SoftBank・ワイモバイルのスマホを使っているなら「おうちでんき」、ドコモのスマホなら「ドコモでんき」というように、通信側の割引とセットで比べてみてください。
著者の現場経験からひとこと
量販店で電気の相談を受けたとき、いちばん多かったのが「賃貸だから無理だと思っていた」という反応でした。実際には自分の名義で契約している方がほとんどで、確認したその場で「変えられます」と分かるケースが大半です。

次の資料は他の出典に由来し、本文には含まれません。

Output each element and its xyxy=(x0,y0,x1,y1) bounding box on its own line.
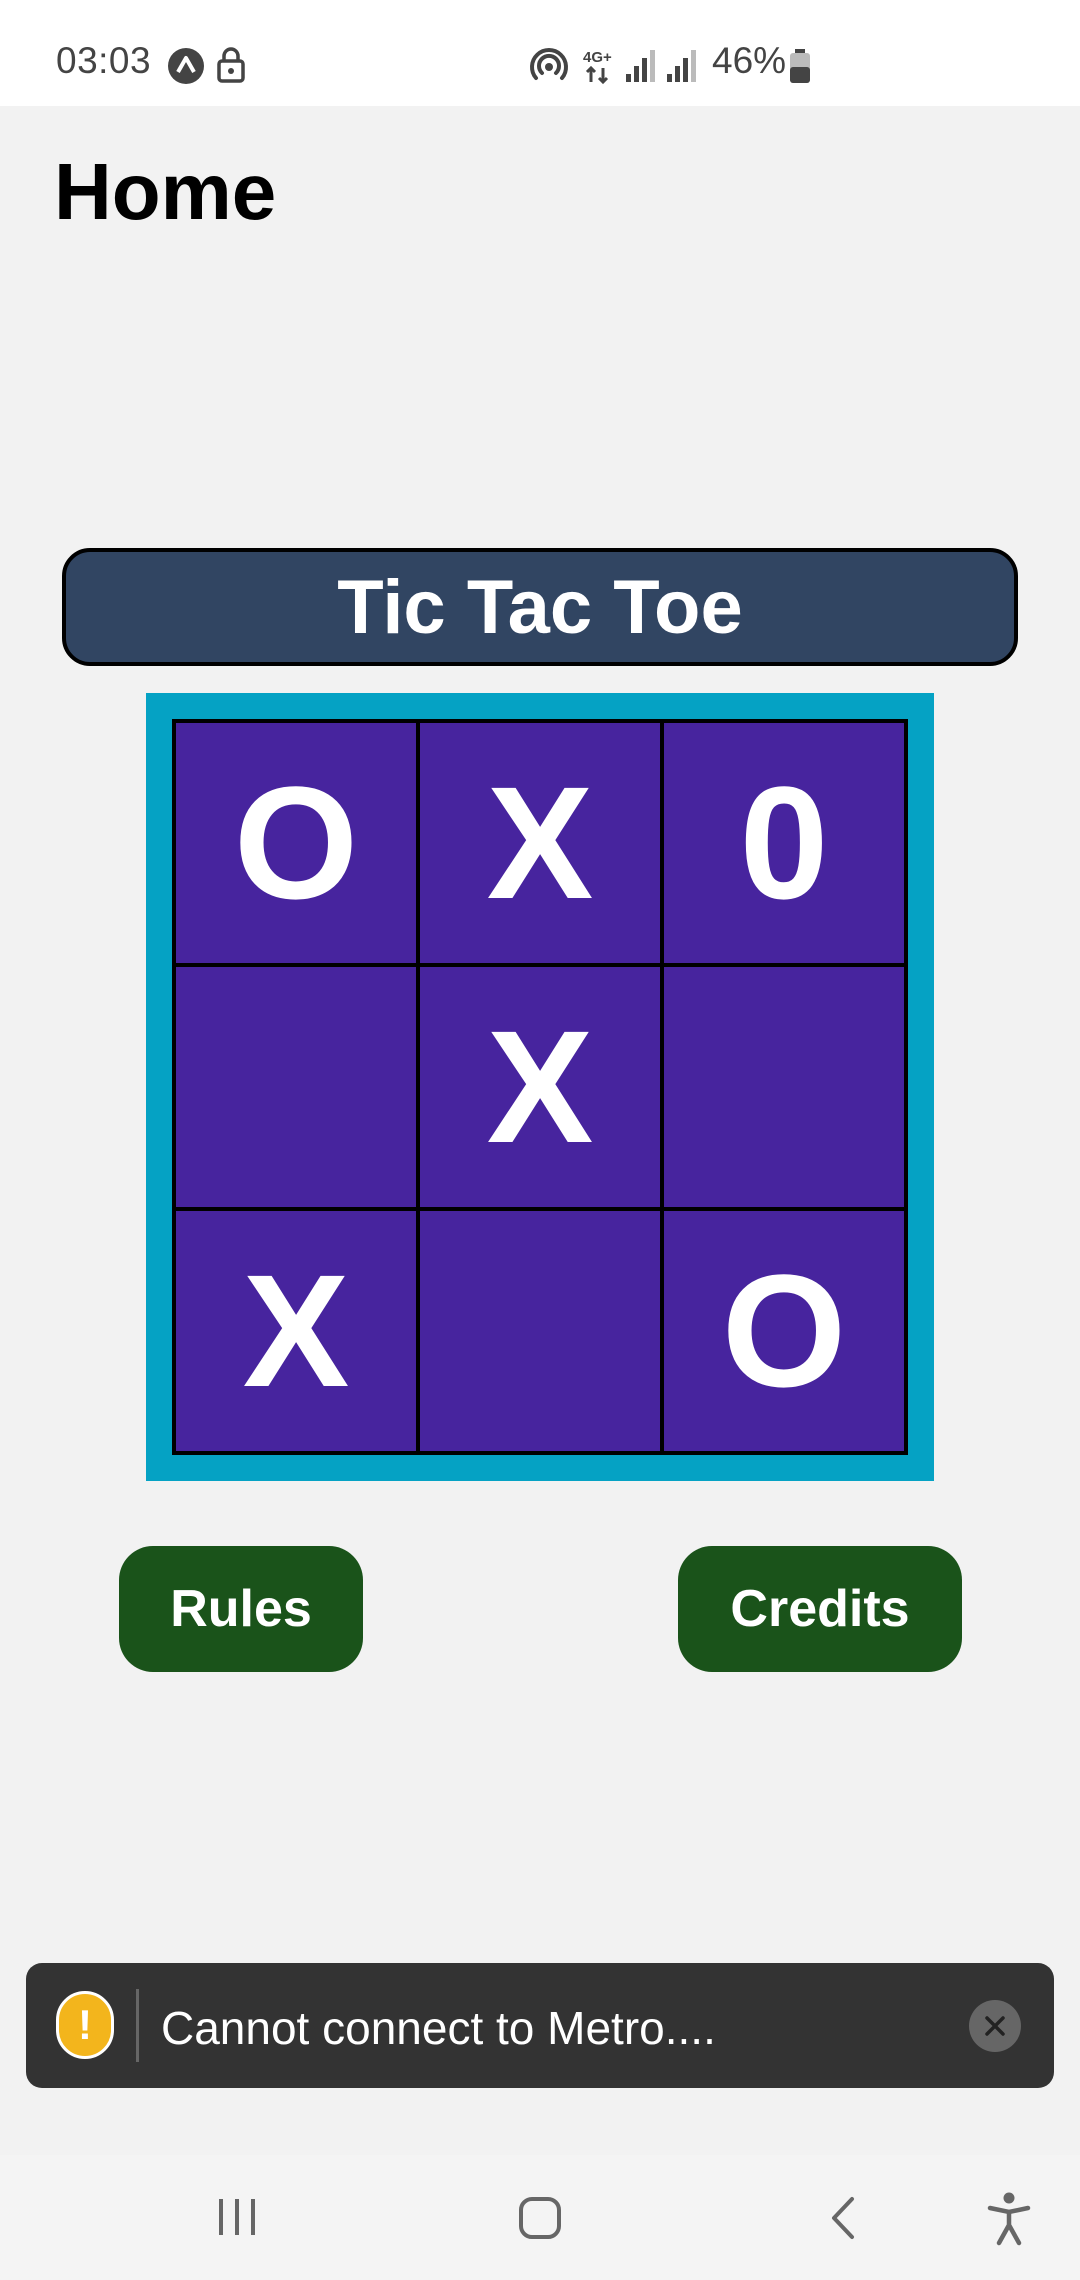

逆に、本当に変えられないのは高圧一括受電の物件でした。この場合は無理に動かず、契約アンペアの見直しなど、契約先を変えなくてもできる方法へ切り替えたほうが早いです。
よくある質問(FAQ)
Q:大家さんや管理会社に連絡は必要ですか?
A:自分の名義で契約している場合、原則として連絡は不要です。特別な工事も発生しません。ただし賃貸契約書で電力会社が指定されている場合があるため、契約書の確認はしておいてください。
Q:切り替えで停電しますか?
A:電線などの設備は共通のものを使い続けるため、切り替えを理由に停電が増えることはありません。スマートメーターの交換作業がある場合も、短時間で終わります。
Q:高圧一括受電かどうかは、どこで分かりますか?
A:電気代の請求元を見るのがいちばん早いです。管理会社や大家さんからの請求になっている場合や、電力会社からの検針票が届かない場合は、一括受電か一括徴収の可能性があります。管理組合・管理会社に確認してください。
Q:退去するときに元に戻す必要はありますか?
A:メーターは建物の設備で、電力会社の契約は入居者ごとのものです。退去時は通常どおり使用停止の手続きをすれば足ります。心配な場合は退去前に管理会社へ確認しておくと確実です。
まとめ
賃貸でも電力会社は変えられます。判断の基準は建物ではなく「電気の契約が自分の名義かどうか」です。
変えられないのは高圧一括受電と大家・管理会社による一括徴収の2つだけ。どちらかは、電気代の請求元を見れば数分で分かります。自分の名義で契約できているなら、スマホや光回線とのセット割まで含めて比べてみてください。